Seizure Of Overseas Divorce Proceedings

Under article 19 of Brussels II Regulation (BIIR) 2201/2003 it provides:

“Where proceedings relating to divorce, legal separation or marriage annulment between the same parties are brought before Courts or different member states, the court second seised shall of its own motion stay its proceedings until such time as the jurisdiction of the court first seised is established”

In a scenario where divorce proceedings are issued overseas and then a party seeks to issue proceedings in the jurisdiction of England and Wales, then the first divorce proceedings take precedence. Under BIIR there is no discretion and the rule is absolute. The second Court must decline jurisdiction.

A recent case (E v E [2015] EWHC 3742) clarifies that when an overseas Court has seized jurisdiction first, then the English Court must dismiss all English proceedings rather than just decline jurisdiction.

In relation to EU proceedings there may be a “rush to the door of the Court” in order to secure the application in the jurisdiction which is perceived to be the most helpful or beneficial in relation to divorce and financial matters for that party.

Financial Matters

If you find yourself in a situation where proceedings have already been issued overseas, thus it is not possible to issue divorce or annulment proceedings in England, then it is still possible for financial matters to be dealt with by way of an application to the English Courts for financial relief after an overseas divorce under section 12 of the Matrimonial and Family Proceedings Act of 1984.
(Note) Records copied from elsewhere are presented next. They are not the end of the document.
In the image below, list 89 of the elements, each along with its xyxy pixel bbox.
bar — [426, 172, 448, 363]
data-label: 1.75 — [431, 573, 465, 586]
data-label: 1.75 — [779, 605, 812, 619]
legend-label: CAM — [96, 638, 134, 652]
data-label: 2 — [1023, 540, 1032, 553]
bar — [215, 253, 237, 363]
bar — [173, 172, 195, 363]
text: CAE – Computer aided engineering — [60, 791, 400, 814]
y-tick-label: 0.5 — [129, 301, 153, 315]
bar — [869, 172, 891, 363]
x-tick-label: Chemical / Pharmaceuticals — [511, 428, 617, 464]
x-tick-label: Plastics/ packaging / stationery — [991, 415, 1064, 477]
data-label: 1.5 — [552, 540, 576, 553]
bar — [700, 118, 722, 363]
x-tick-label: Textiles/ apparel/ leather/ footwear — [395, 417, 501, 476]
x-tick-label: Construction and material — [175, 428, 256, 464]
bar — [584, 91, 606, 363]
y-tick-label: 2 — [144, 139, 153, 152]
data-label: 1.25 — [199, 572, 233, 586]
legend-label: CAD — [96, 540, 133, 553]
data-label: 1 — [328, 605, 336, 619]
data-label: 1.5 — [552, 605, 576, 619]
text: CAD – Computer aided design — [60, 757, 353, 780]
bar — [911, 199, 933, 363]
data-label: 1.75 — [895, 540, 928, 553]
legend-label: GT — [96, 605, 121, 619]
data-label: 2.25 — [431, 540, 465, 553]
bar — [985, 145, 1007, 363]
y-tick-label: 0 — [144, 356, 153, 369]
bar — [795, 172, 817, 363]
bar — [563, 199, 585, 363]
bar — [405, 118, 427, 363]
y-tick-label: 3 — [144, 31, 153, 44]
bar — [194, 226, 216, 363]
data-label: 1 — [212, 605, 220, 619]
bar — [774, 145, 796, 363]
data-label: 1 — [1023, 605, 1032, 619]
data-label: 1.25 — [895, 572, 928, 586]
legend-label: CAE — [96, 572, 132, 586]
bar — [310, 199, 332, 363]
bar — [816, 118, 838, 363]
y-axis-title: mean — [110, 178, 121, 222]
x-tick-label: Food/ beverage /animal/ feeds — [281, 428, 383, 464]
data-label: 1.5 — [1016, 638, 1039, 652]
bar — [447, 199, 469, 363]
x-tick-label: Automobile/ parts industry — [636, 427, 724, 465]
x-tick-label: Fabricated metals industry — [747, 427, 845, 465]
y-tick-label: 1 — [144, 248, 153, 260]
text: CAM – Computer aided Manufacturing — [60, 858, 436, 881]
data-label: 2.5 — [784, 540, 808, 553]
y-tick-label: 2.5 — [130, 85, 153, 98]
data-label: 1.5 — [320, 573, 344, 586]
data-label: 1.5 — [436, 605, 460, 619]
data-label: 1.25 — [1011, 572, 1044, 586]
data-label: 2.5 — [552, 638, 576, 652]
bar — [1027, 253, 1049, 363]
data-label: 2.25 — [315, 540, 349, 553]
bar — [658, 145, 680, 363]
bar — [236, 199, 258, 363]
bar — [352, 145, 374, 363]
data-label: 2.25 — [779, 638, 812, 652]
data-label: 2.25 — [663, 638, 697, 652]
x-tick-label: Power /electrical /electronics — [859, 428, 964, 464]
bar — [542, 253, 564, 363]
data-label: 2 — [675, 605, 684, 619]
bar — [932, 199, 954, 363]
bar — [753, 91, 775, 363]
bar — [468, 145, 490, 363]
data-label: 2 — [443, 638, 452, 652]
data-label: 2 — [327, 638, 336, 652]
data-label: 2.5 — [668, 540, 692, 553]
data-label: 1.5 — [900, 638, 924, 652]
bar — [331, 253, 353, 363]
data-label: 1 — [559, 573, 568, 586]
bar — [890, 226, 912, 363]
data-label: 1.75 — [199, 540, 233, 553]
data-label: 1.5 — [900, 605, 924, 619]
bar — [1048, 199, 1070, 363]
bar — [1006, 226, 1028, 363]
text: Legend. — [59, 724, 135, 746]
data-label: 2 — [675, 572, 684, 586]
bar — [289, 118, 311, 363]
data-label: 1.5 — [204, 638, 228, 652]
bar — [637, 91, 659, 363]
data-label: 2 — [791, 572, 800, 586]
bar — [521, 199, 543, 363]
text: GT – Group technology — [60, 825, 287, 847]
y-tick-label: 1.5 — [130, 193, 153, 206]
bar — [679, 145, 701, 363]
This Act provides that where a marriage has been dissolved or annulled, or the parties to a marriage have been legally separated by means of judicial or other proceedings in an overseas country and the divorce, annulment or legal separation is entitled to be recognised as valid in England and Wales, then either party to the marriage may apply to the Court in the manner prescribed by the rules of the Court for an order for financial relief under this part of this Act. However, if after a marriage has been dissolved or annulled in an overseas country and one of the parties to the marriage remarries then that party shall not be entitled to make an application in relation to that marriage.